Il appartient en tout état de cause à la société appelante de démontrer qu'elle a apporté à l'intimée, avant la résiliation du contrat, un soutien technique et commercial en vue de la réalisation par la société Lvad d'opérations de marchand de biens et notamment': une opération d'assistance, d'embellissement, de travaux de nettoyage, évacuation des déchets.

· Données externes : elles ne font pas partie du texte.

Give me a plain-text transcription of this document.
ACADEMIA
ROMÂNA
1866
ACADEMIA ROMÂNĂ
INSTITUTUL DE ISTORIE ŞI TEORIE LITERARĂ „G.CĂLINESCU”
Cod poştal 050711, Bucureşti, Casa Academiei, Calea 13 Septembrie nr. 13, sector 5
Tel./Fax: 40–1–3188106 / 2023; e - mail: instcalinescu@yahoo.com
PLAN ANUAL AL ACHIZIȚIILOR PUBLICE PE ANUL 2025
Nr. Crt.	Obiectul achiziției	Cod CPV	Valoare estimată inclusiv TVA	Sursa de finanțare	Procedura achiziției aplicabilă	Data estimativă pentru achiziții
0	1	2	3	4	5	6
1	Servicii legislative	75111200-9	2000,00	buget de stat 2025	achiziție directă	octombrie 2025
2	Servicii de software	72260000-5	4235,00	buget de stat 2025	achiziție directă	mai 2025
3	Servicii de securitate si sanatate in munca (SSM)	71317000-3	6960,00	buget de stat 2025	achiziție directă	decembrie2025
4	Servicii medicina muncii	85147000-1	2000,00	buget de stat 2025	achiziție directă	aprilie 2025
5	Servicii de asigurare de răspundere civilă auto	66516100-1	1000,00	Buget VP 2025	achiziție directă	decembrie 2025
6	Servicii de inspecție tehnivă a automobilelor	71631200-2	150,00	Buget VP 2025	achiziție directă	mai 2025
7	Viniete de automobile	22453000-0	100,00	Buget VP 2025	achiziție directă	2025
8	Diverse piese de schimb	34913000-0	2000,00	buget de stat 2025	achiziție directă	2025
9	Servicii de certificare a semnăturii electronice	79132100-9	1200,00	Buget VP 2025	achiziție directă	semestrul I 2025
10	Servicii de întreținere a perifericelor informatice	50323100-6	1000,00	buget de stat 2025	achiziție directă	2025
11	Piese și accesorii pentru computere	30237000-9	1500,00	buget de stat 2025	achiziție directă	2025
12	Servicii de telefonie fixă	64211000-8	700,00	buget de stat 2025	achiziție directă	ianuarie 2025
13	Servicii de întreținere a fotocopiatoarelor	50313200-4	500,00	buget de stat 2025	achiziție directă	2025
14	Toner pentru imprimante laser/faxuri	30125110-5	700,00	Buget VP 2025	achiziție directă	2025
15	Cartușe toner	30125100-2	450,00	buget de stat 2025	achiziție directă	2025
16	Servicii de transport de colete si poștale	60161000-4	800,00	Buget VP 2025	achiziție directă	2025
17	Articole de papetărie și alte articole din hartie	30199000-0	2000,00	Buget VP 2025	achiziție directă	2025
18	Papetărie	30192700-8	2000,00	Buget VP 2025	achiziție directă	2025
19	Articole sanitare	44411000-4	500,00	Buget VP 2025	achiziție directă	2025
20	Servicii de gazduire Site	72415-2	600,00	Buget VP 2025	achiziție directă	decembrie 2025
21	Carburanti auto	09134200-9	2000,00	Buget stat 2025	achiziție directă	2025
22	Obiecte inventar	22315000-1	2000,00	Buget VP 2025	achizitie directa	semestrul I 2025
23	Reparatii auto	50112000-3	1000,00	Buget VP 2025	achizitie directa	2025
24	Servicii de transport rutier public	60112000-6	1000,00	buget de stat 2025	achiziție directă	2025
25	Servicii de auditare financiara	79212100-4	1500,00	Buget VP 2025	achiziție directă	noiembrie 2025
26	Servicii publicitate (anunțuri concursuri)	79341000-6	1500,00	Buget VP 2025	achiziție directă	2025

Concernant les biens situés à Villers-Cotterêts et Verdilly, la société appelante verse (sa pièce 16) une attestation établie le 25 juillet 2023 par Maître [K] [E] par laquelle il certifie avoir porté des enchères pour le compte de la SAS Lvad à plusieurs reprises devant le tribunal judiciaire de Soissons et mentionne que la SAS Lvad a été déclarée adjudicataire le 23 février 2021 pour un bien immobilier situé à [Adresse 12], [Adresse 13] et le 25 mai 2021 pour un bien situé à [Adresse 14]. S'il précise l'avoir fait à la demande de M. [I] [T], responsable légal de la SAS Sobâtir, cette pièce est toutefois insuffisante pour établir que la société Sobâtir a réalisé une opération d'assistance dans le cadre de la convention litigieuse, M. [T], actionnaire de la société Lvad, ayant pu agir pour le compte de cette société au titre de la délégation de pouvoirs, non contestée, dont il disposait depuis le 15 avril 2021 et jusqu'au 6 avril 2022, date de son retrait (pièce 9 de l'intimée).
Les pièces 18 à 29 et 34 qu'elle produit concernent des biens situés à [Localité 14] (77), [Localité 15] (77), [Localité 16] (77), [Localité 4] ([Adresse 15]), [Localité 17] (77), [Localité 18] (77) et [Localité 7] ([Adresse 16]) sans rapport avec les biens listés par l'appelante dans ses conclusions au titre des opérations litigieuses.
S'agissant du bien situé à [Localité 6] (77), [Adresse 17], l'appelante verse':
- une attestation de M. [B] et M. [T] certifiant autoriser sa vente (sa pièce 30),
- une procuration pour un changement de télécommande du parking de la résidence (sa pièce 31),
- une proposition d'achat du bien établie le 11 mai 2022 (sa pièce 32),
- une attestation de M. [D] [M] du 8 juin 2021 précisant qu'il a reçu une lettre de la société Lvad l'informant de la possibilité de se porter acquéreur de l'appartement.
La société Sobâtir n'y est pas mentionnée et aucun de ces documents ne permet d'établir qu'elle a réalisé une opération d'assistance, d'embellissement, de travaux ou de nettoyage concernant ce bien avant sa revente au profit de la société Lvad.